The economic activity that this debt finances is real—but fragile. As rates rise, fewer people can buy new cars. And though it’s hard to know the extent of the problem, many people use their credit cards to supplement their income. The New York Times reported last fall on the case of a retired Brooklyn woman who finances her monthly expenses on “more than a dozen credit cards. Her prescription medication often goes on a Capital One card. She pays for groceries with one from Discover services.” She “struggles each month to make the minimum payments.”

As with the mortgage crisis of a decade ago, people with lower incomes and less financial sophistication tend to rely upon unwise financial strategies. They’re not the only ones, though. Many six-figure earners in New York, New Jersey, and Connecticut look affluent to the outside world but are busy figuring out how long they can juggle $20,000, $30,000, or more in revolving-credit debt. As this borrowing grows more expensive, they, too, will reduce their spending, with a real economic impact.
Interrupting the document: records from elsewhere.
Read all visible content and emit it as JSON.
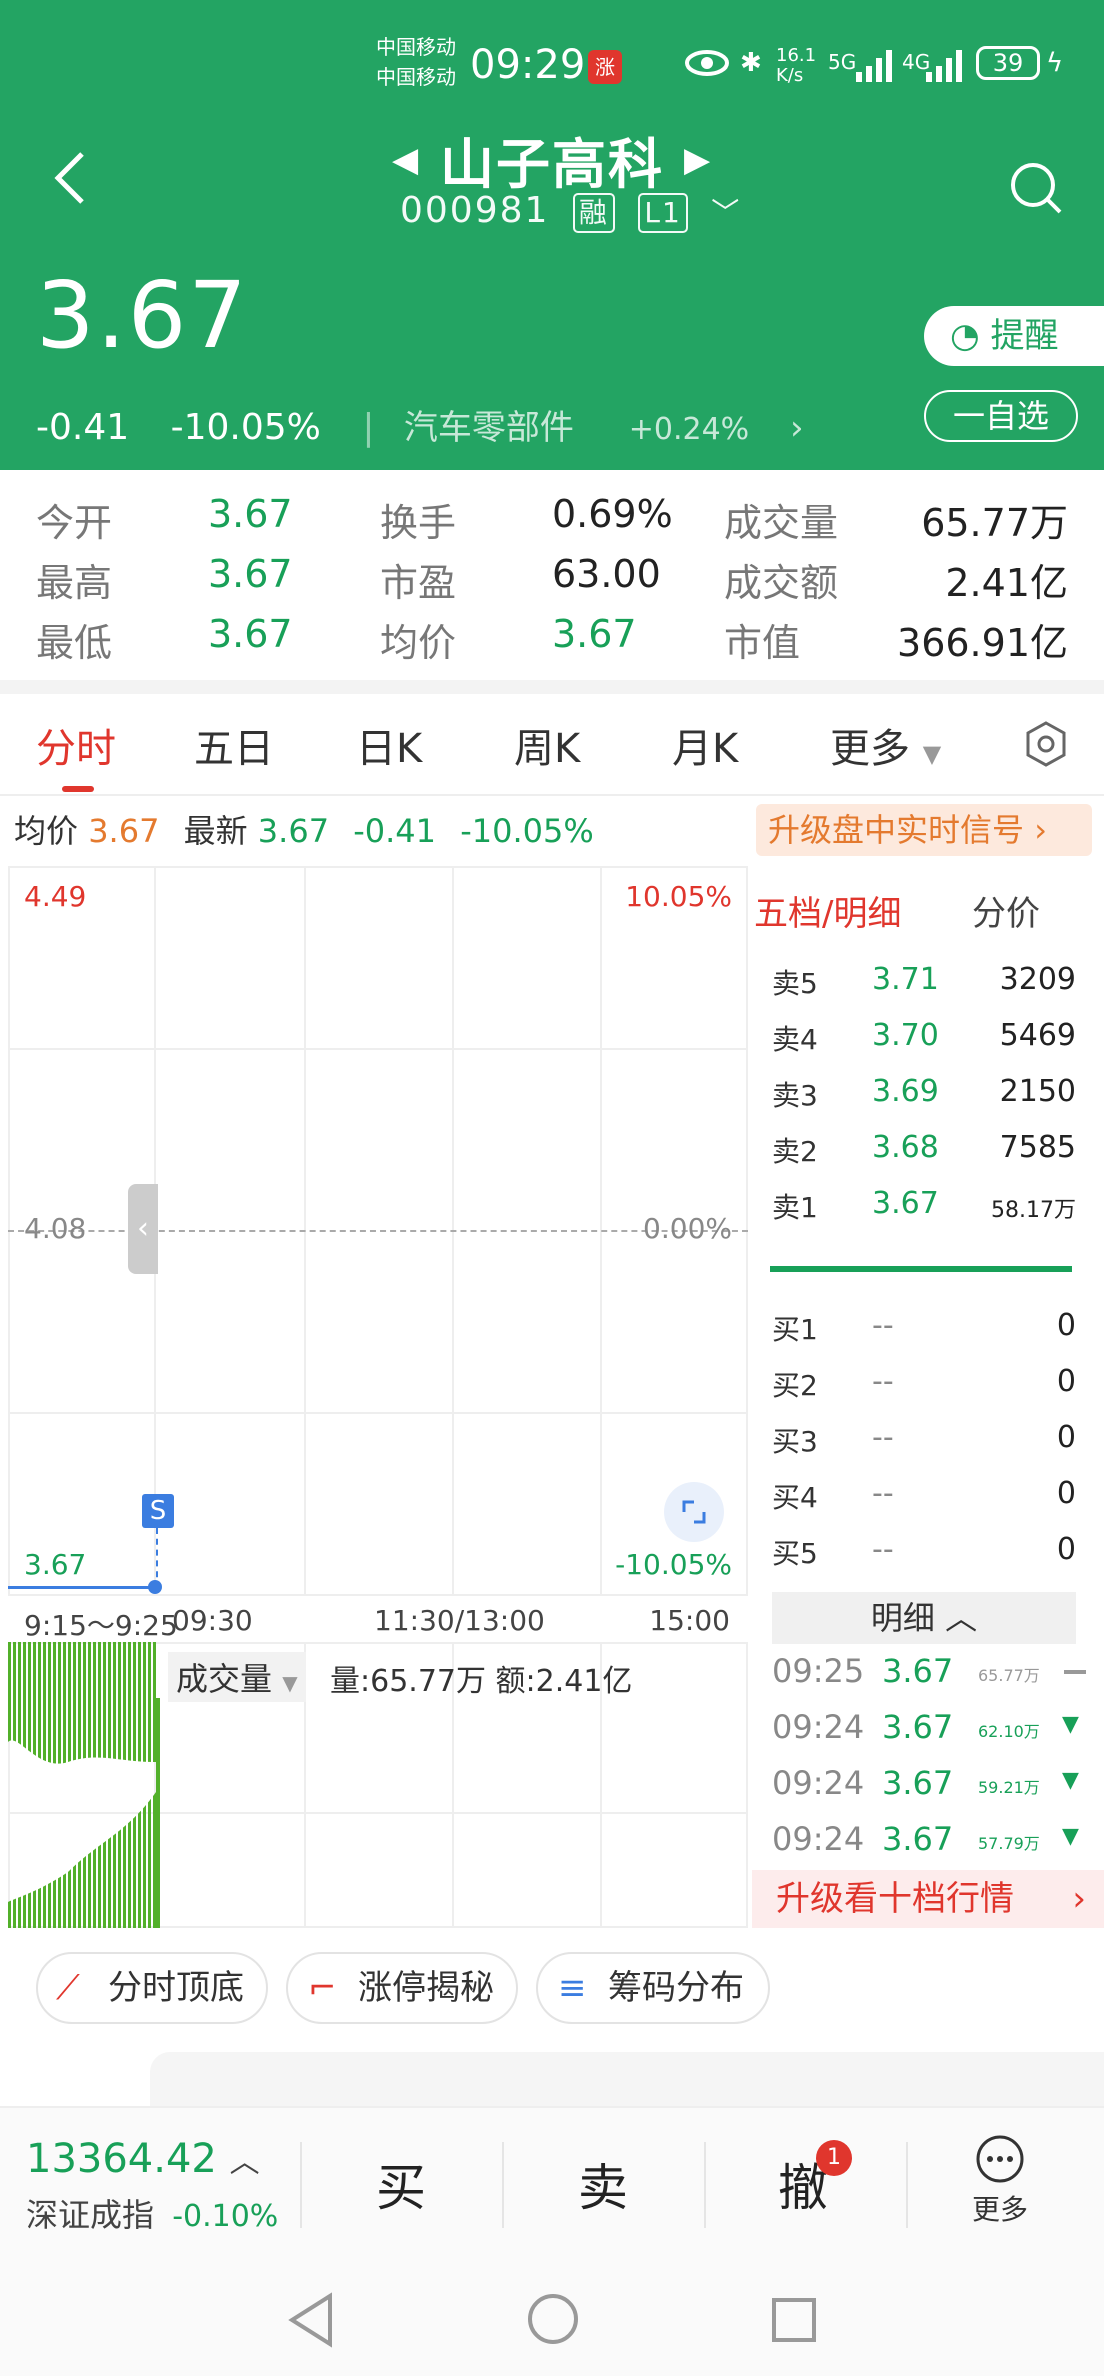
{
  "status_bar": {
    "carrier1": "中国移动",
    "carrier2": "中国移动",
    "time": "09:29",
    "speed": "16.1 K/s",
    "net1": "5G",
    "net2": "4G",
    "battery": "39"
  },
  "header": {
    "stock_name": "山子高科",
    "stock_code": "000981",
    "badge_margin": "融",
    "badge_level": "L1",
    "price": "3.67",
    "change": "-0.41",
    "change_pct": "-10.05%",
    "sector_name": "汽车零部件",
    "sector_pct": "+0.24%",
    "remind_label": "提醒",
    "watch_label": "一自选"
  },
  "stats": [
    {
      "label": "今开",
      "value": "3.67"
    },
    {
      "label": "换手",
      "value": "0.69%"
    },
    {
      "label": "成交量",
      "value": "65.77万"
    },
    {
      "label": "最高",
      "value": "3.67"
    },
    {
      "label": "市盈",
      "value": "63.00"
    },
    {
      "label": "成交额",
      "value": "2.41亿"
    },
    {
      "label": "最低",
      "value": "3.67"
    },
    {
      "label": "均价",
      "value": "3.67"
    },
    {
      "label": "市值",
      "value": "366.91亿"
    }
  ],
  "tabs": [
    "分时",
    "五日",
    "日K",
    "周K",
    "月K",
    "更多"
  ],
  "info_line": {
    "avg_label": "均价",
    "avg": "3.67",
    "latest_label": "最新",
    "latest": "3.67",
    "chg": "-0.41",
    "pct": "-10.05%",
    "upgrade": "升级盘中实时信号"
  },
  "chart": {
    "top_price": "4.49",
    "top_pct": "10.05%",
    "mid_price": "4.08",
    "mid_pct": "0.00%",
    "bottom_price": "3.67",
    "bottom_pct": "-10.05%",
    "s_mark": "S",
    "time_labels": [
      "9:15～9:25",
      "09:30",
      "11:30/13:00",
      "15:00"
    ],
    "volume_label": "成交量",
    "volume_info": "量:65.77万 额:2.41亿"
  },
  "order_book": {
    "tab_active": "五档/明细",
    "tab_other": "分价",
    "asks": [
      {
        "k": "卖5",
        "p": "3.71",
        "q": "3209"
      },
      {
        "k": "卖4",
        "p": "3.70",
        "q": "5469"
      },
      {
        "k": "卖3",
        "p": "3.69",
        "q": "2150"
      },
      {
        "k": "卖2",
        "p": "3.68",
        "q": "7585"
      },
      {
        "k": "卖1",
        "p": "3.67",
        "q": "58.17万"
      }
    ],
    "bids": [
      {
        "k": "买1",
        "p": "--",
        "q": "0"
      },
      {
        "k": "买2",
        "p": "--",
        "q": "0"
      },
      {
        "k": "买3",
        "p": "--",
        "q": "0"
      },
      {
        "k": "买4",
        "p": "--",
        "q": "0"
      },
      {
        "k": "买5",
        "p": "--",
        "q": "0"
      }
    ],
    "detail_label": "明细",
    "details": [
      {
        "t": "09:25",
        "p": "3.67",
        "v": "65.77万"
      },
      {
        "t": "09:24",
        "p": "3.67",
        "v": "62.10万"
      },
      {
        "t": "09:24",
        "p": "3.67",
        "v": "59.21万"
      },
      {
        "t": "09:24",
        "p": "3.67",
        "v": "57.79万"
      }
    ],
    "upgrade_ten": "升级看十档行情"
  },
  "features": [
    "分时顶底",
    "涨停揭秘",
    "筹码分布"
  ],
  "bottom_bar": {
    "index_value": "13364.42",
    "index_name": "深证成指",
    "index_pct": "-0.10%",
    "buy": "买",
    "sell": "卖",
    "cancel": "撤",
    "cancel_badge": "1",
    "more": "更多"
  },
  "colors": {
    "brand_green": "#23a463",
    "up_red": "#e0362d",
    "down_green": "#18a058"
  }
}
Before 2008, the federal government had ample wiggle room to borrow in a crisis. In 2007, the federal government—that is, taxpayers—owed $7.5 billion in today’s dollars; today, it owes $16.5 trillion. That borrowing did not buy us the modern infrastructure that we need to support a growing economy and population, or wean us from private-sector debt. In the next crisis, President Trump or his successor could find himself having to slash spending and raise taxes during or just after a recession, the worst time to do so. And when the next crisis hits, we may not have the luxury to borrow ourselves into recovery, as we did last time.

The ten years since the meltdown have seen seismic political and cultural shifts, as the 2016 election demonstrated. Americans are far more skeptical of the status quo than they were a decade ago. But in terms of the imbalances plaguing the U.S. economy, we could turn back the clock and see little difference between then and now.